Mary’s humble gift of service is an important example for our narcissistic society. We are all blessed in many ways, but for many of us, that is cause to celebrate, to indulge, and to think that we are somehow better than others. We don’t always stop to give thanks to God for the peace and security that we enjoy or for our good fortune. We forget that all we have that is good comes from God. His blessings should impel us to service as a tangible way of giving thanks. This is something that Mary understood.

When Mary arrived at Elizabeth’s home, the two women shared a mystical experience. Elizabeth had been infused with knowledge of Mary’s pregnancy, and addressed her as “the mother of my Lord.” She said the child within her own womb “leaped for joy.” What a beautiful, life-affirming moment! Mary, for her part, gives glory to God, pouring out her heart in the prayer we know as the Magnificat.

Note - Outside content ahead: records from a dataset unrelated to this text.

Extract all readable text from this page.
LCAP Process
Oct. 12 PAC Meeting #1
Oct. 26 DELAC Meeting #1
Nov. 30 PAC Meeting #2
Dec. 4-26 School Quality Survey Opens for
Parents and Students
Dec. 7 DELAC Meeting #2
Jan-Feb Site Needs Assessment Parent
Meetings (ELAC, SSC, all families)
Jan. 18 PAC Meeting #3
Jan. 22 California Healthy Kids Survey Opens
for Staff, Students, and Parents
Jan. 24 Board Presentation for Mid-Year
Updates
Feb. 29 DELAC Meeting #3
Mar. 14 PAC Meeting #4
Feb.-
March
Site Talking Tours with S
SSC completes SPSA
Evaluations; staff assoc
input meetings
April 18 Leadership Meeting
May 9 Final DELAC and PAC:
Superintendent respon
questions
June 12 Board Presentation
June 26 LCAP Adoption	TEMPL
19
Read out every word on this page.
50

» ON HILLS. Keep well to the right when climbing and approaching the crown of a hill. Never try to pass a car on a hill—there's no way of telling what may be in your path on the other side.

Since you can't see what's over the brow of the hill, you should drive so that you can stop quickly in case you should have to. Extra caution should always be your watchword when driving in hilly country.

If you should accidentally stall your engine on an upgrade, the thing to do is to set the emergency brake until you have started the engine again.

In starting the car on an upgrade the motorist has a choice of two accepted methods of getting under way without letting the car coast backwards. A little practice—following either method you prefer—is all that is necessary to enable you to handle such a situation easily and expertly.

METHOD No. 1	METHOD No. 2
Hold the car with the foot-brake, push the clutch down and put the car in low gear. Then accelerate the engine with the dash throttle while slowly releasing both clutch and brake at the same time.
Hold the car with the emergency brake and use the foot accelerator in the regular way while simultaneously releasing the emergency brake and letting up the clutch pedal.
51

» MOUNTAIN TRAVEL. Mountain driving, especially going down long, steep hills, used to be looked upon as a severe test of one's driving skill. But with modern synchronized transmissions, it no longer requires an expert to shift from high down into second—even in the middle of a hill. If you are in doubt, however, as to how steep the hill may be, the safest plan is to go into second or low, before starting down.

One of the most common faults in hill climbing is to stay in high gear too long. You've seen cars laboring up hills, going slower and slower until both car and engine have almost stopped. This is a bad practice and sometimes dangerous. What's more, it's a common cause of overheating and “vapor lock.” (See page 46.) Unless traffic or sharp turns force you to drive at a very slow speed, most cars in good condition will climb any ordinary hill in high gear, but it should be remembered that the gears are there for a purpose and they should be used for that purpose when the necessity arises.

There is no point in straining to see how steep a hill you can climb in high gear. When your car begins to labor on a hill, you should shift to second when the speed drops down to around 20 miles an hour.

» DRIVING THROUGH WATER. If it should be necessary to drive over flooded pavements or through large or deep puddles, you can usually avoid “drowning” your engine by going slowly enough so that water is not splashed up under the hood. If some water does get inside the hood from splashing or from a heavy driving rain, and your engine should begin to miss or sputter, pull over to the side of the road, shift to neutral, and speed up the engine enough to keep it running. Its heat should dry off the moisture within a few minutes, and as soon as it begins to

“My soul proclaims the greatness of the Lord;
my spirit rejoices in God my Savior,
for he has looked with favor on his lowly servant.
From this day all generations will call me blessed:
the Almighty has done great things for me,
and holy is his Name…”

The experience of service is an exchange between people. It is not a one-way action. Mary traveled to help Elizabeth, but Elizabeth gave something to Mary also and together they shared their gratitude for God’s blessings upon them. Although we may not have mystical experiences, we can certainly share in the presence of Christ, who is there in our acts of charity and is also present in the poor. Through humble service and reaching out to those in need, we can encounter Christ in a profound way.

The Visitation is a feast that honors our Blessed Mother. It is also an occasion for us to look to her example as a way for us to grow closer to her Son.